Worst Jokes Ever
What's the most between my uncle and aunt?
My aunt waited until I was 14 to come on my face.
What do you call a vagina with multiple clits?
A tongue workout!
Q: Why did the elephant paint his toenails red?
A: To hide up cherry trees.
Q: What's the loudest noise in the jungle?
A: Giraffes eating cherries.
What did Cinderella leave at the ball?
Her virginity.
What do you call a person with cancer?
A ghost with a body.
They didn't have a category for Bald, so I chose the Bald Eagle.
Did you know that bald people have an endless forehead?

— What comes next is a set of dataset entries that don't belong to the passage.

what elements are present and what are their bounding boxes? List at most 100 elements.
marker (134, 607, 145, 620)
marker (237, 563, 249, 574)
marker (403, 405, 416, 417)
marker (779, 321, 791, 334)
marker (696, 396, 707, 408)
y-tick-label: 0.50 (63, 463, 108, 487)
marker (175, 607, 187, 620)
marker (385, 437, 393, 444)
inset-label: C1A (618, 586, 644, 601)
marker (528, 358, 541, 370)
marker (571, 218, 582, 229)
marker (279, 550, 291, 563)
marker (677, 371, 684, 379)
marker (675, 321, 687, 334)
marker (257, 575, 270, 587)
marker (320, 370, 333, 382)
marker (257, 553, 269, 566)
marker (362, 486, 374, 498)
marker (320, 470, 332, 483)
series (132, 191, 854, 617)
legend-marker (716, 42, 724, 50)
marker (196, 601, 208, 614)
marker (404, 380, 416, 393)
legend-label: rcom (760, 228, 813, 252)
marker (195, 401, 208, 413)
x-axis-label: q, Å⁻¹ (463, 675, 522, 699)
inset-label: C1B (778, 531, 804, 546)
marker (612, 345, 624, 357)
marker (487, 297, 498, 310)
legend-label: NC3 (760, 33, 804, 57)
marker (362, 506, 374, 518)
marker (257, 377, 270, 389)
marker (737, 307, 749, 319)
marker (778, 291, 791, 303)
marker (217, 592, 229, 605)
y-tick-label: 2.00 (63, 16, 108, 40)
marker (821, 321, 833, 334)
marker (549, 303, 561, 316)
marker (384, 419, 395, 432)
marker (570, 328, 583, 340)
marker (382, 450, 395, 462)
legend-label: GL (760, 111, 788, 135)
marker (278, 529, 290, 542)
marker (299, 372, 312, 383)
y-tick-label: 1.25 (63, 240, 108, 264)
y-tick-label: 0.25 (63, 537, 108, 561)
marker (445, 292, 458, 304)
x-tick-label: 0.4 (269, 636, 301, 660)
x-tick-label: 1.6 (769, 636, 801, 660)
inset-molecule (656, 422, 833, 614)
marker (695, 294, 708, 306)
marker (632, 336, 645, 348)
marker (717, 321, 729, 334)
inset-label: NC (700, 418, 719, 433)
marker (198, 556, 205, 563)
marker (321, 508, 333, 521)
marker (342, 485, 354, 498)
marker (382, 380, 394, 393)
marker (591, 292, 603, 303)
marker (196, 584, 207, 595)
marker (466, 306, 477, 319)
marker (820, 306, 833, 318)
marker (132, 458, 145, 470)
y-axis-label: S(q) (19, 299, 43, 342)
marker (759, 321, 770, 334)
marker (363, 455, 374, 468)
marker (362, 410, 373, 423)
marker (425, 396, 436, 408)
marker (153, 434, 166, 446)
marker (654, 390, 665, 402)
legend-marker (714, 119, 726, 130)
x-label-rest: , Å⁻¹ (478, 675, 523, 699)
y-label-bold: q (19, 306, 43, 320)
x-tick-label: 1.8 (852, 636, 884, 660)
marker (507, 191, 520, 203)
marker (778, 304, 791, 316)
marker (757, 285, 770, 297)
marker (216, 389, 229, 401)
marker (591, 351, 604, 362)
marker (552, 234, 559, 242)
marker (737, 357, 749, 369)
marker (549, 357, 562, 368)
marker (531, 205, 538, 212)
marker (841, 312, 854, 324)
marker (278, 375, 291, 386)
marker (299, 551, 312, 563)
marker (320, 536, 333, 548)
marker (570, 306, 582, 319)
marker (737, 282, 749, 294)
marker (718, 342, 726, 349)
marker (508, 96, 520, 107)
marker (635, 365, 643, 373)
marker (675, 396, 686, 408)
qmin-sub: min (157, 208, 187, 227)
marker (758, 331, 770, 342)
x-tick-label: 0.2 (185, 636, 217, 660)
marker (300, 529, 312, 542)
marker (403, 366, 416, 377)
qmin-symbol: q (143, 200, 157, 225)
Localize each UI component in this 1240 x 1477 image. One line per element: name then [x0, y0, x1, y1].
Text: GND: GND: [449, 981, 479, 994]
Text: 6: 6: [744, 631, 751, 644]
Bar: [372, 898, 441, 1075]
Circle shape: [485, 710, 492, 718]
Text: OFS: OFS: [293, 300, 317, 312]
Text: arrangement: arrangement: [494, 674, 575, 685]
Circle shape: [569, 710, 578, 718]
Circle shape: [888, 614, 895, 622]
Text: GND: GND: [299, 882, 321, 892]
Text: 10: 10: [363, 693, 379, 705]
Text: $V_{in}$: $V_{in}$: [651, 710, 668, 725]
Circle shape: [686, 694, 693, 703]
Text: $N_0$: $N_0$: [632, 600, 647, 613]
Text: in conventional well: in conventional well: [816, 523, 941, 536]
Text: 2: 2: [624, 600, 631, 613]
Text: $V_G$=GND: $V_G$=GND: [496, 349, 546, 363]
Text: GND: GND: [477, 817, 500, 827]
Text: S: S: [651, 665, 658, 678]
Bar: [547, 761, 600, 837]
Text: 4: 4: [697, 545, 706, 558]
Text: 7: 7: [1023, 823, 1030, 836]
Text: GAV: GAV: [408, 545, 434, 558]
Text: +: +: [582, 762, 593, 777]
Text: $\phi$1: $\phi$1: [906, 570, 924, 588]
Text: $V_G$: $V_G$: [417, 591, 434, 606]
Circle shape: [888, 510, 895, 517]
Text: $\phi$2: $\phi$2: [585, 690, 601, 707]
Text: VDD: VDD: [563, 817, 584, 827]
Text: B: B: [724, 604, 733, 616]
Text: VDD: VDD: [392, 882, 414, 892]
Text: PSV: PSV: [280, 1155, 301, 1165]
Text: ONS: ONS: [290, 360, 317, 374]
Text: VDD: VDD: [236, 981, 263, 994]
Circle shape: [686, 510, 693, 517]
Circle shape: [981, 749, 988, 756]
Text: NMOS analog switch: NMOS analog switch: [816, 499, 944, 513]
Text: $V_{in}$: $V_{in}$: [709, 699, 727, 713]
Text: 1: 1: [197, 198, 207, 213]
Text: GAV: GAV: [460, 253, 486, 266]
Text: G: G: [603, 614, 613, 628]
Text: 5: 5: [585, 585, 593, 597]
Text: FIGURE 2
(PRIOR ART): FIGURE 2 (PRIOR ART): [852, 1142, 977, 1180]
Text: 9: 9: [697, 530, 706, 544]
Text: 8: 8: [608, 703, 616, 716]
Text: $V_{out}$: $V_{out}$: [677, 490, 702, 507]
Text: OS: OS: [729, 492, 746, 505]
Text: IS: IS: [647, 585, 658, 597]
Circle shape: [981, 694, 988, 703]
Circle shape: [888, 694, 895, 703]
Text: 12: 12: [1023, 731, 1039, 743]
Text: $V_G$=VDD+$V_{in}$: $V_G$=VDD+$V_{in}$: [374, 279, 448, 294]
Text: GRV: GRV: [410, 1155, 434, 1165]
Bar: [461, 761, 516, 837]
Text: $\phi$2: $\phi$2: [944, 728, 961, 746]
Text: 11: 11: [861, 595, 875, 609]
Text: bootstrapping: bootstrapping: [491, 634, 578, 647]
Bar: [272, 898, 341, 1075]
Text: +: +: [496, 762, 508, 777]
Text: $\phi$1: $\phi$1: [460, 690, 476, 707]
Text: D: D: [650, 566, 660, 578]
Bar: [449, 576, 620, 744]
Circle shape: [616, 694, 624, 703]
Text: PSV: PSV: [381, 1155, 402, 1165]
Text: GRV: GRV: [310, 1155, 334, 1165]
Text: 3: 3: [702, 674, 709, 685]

Funny jokes are like kids with autism.
They have special needs to make them.
What begins with F and ends with CK?
Fuck, I mean fire truck.
Helen Keller was a pilot in 9/11.
"Roses are red. Violets are red. My parents' bed is red. Oh shit, I set the house on fire!"

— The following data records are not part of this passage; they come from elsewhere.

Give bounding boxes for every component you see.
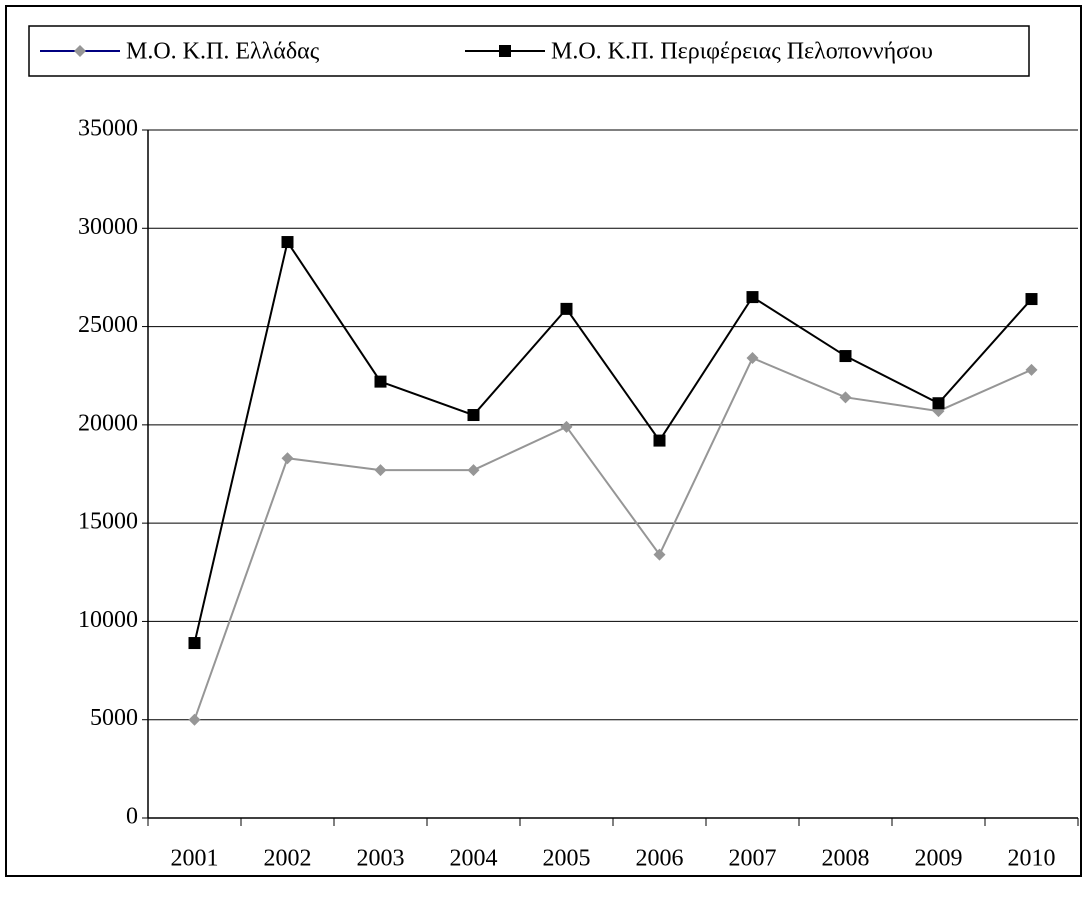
x-tick-label: 2004 (450, 846, 498, 872)
y-tick-label: 5000 (90, 705, 138, 731)
marker (560, 302, 573, 315)
marker (1025, 363, 1038, 376)
series-line (193, 356, 1032, 721)
marker (653, 434, 666, 447)
x-tick-label: 2001 (171, 846, 219, 872)
y-tick-label: 35000 (78, 116, 138, 142)
y-tick-label: 15000 (78, 509, 138, 535)
y-tick-label: 20000 (78, 410, 138, 436)
chart-border (5, 5, 1082, 877)
marker (374, 464, 387, 477)
marker (1025, 293, 1038, 306)
marker (839, 391, 852, 404)
x-tick-label: 2002 (264, 846, 312, 872)
y-tick-label: 25000 (78, 312, 138, 338)
marker (560, 420, 573, 433)
y-tick-label: 0 (126, 804, 138, 830)
marker (467, 464, 480, 477)
x-tick-label: 2005 (543, 846, 591, 872)
legend-label: Μ.Ο. Κ.Π. Ελλάδας (126, 39, 320, 65)
y-tick-label: 30000 (78, 214, 138, 240)
x-tick-label: 2003 (357, 846, 405, 872)
x-tick-label: 2010 (1008, 846, 1056, 872)
marker (467, 409, 480, 422)
legend-marker (499, 45, 511, 57)
legend-label: Μ.Ο. Κ.Π. Περιφέρειας Πελοποννήσου (551, 39, 933, 65)
x-tick-label: 2008 (822, 846, 870, 872)
legend-box (28, 25, 1030, 77)
marker (839, 350, 852, 363)
marker (746, 291, 759, 304)
x-tick-label: 2007 (729, 846, 777, 872)
marker (281, 236, 294, 249)
marker (281, 452, 294, 465)
marker (188, 637, 201, 650)
series-line (193, 239, 1033, 644)
marker (188, 713, 201, 726)
marker (653, 548, 666, 561)
x-tick-label: 2006 (636, 846, 684, 872)
marker (374, 375, 387, 388)
marker (932, 397, 945, 410)
marker (746, 352, 759, 365)
legend-marker (74, 45, 86, 57)
x-tick-label: 2009 (915, 846, 963, 872)
y-tick-label: 10000 (78, 607, 138, 633)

How do you know you’ve been robbed by an Asian?
The house is clean, the homework is done, but the idiot is having trouble backing out of the driveway.
How many babies does it take to paint a wall red? Depends, how hard can you throw them?
A family of 3, a dad, a mom, and a 12 year old son are driving in the car when the dad says, “How about we play a little game of two truths and a lie? It’ll be fun.”
“Ok,” the mom and son reply happily.
“Let me start,” says the son.
“Ok, go ahead,” replies the mom.
“I hate video games, I hate school, and I love junk food,” says the son.
“Ooh ooh! You do love junk food, you do hate school, and you don’t hate video games,” says the mom.
“Your right!” He replies.
“I’ll go next,” says the dad. “I love your mom, you’re adopted, and my dad almost died in WWII.”
“Hmm... Your dad did not almost die in WWII, obviously I’m not adopted, and you do love my mom,” Says the son.
“The lie is the second on,” says the dad.
I was always told I’m too small to ride, but every girl I’ve been with rated me a 9.5.
What happens when Steven Hawking dies?
Take his iPad to Cash Converters.
What do you call an epileptic midget that works at Little Caesars?
Little Seizures.
Hi, my name is Jeff.
I did phone sex, but I'll never do it again because last time my penis got stuck in the charging cord.
What did Michael Jackson find on his bedsheets?
Billie's Jeans... Hee hee!
So, I am an emo dude, so I sit in the back of the class, and I talk to no one.
But one day this dude came up to me and tried to talk to me, so I just ignored him. Then he got really pissed off and said, "I'm gonna kill you." I was like, "You're gonna kill me just because I ignored you? Is your ego that big, wow?" He left. Then the next day he brought his goons with him and said, "Now you're dead." I ignored him again, and he said, "You will pay for this."
So the following day after school I was walking down the street back to my house. Then he and his goons tried to attack me, but then they died, so I kept on walking. I had some rope traps set.
This was the best day of my life.
This is why you never mess with emos. We have ropes everywhere.